In a subsequent update, TechCrunch said that Facebook disclosed plans to make the feature available to all users and said it had deactivated it for Zuckerberg and other execs until then.
The disclosures came amid a rising scandal at Facebook following the news that millions of private records belonging to users were accessed by British political data firm Cambridge Analytica, via a personality quiz that attracted the participation of thousands.
Facebook had allowed the firm to access the data, which it then used for the 2016 Trump campaign, according to whistleblower Christopher Wylie, who previously worked at Cambridge Analytica. Facebook failed to disclose its practices to investors or social media users.
Zuckerberg is scheduled to testify next week in separate House and Senate hearings amid a firestorm over the allegations. Facebook since has announced several steps to tighten up access to user data, including blocking the use of data brokers, allowing users to change their own privacy settings, and announcing a plan to make political issue ads more transparent.
Revelations of more data breaches are possible, Facebook COO Sheryl Sandberg said in a Today show interview that aired Friday.
Top executives could be held accountable for the Cambridge Analytica fiasco, she also remarked.
The disclosure about the secret deletion technology came as several major privacy watchdogs filed requests urging the Federal Trade Commission to investigate Facebook’s use of facial recognition technology to identify photographic images on the site.
That practice violates a 2011 consent order Facebook reached with the FTC, the groups alleged.
“We want Facebook to suspend the service pending resolution of the FTC investigation,” Marc Rotenberg, executive director of the Electronic Privacy Information Center, told the E-Commerce Times.
The FTC did receive the request from EPIC and the other groups, FTC spokesperson Juliana Gruenwald Henderson confirmed, but the commission had no comment on the issue.

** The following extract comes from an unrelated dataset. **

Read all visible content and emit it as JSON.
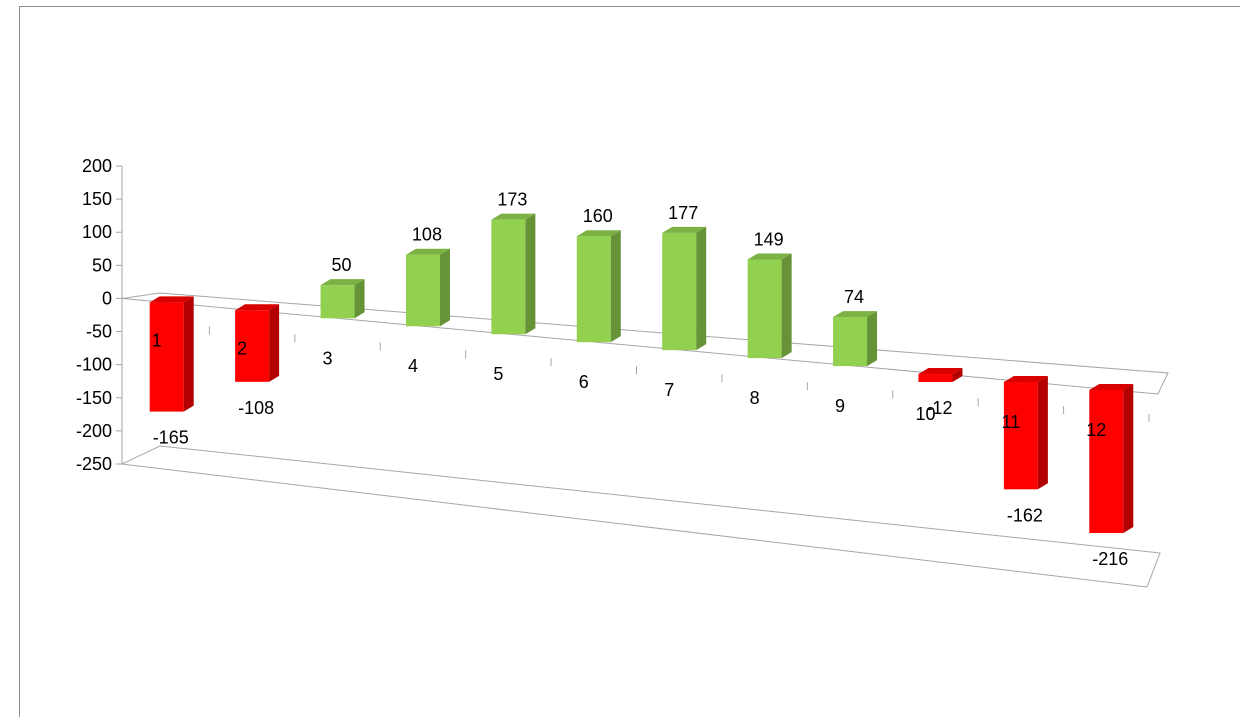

The UK Information Commissioner’s Office has begun investigating 30 organizations, including Facebook, as part of a probe into how data was shared between Facebook and Cambridge Analytica, Commissioner Elizabeth Denham said last week.

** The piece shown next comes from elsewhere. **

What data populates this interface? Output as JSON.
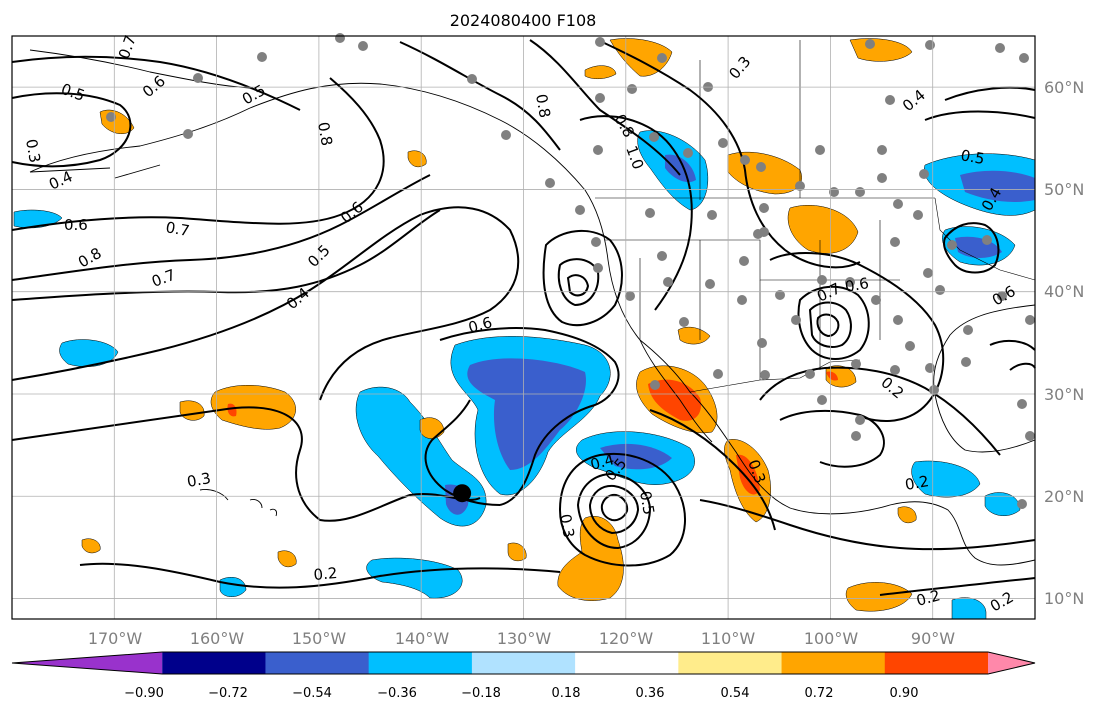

The office also was looking into how social media platforms were being used in political campaigns, she added.
Cambridge Analytica, a political data analysis firm, has worked on campaigns across the globe in recent years.
However, the ICO would not engage in “providing a running commentary” on the Cambridge Analytica and Facebook investigation, spokesperson Steve Doohan said, particularly with regard to issues that might be outside its legal and geographic jurisdiction.
The latest disclosures definitely will hurt user engagement at Facebook, which already has undergone a year-over-year decline, said Michael Bertini, senior manager of search strategy at iQuanti.
“This whole scandal further proves that we can’t trust social media platforms with our personal data and our conversations, hoping that no one else will see them,” he told the E-Commerce Times.
If Facebook has this level of access to our personal data, there are likely holes that will allow cyberattackers to access that information as well, Bertini added.
Facebook has numerous potential products that leverage their core competencies, noted Wayne Kurtzman, research director for social and experiential solutions at IDC.
“They are being built and tested behind closed doors,” he told the E-Commerce Times. “Understandably, the public is viewing every program — or rumor of a program — with a negative lens.”
Facebook “needs to take a long trek to regain trust,” suggested Kurtzman, by demonstrating privacy and security in a way that a novice can understand. The company also should “get out of the news cycle” and find a way to prove rumors wrong — regardless of the platform on which they are started.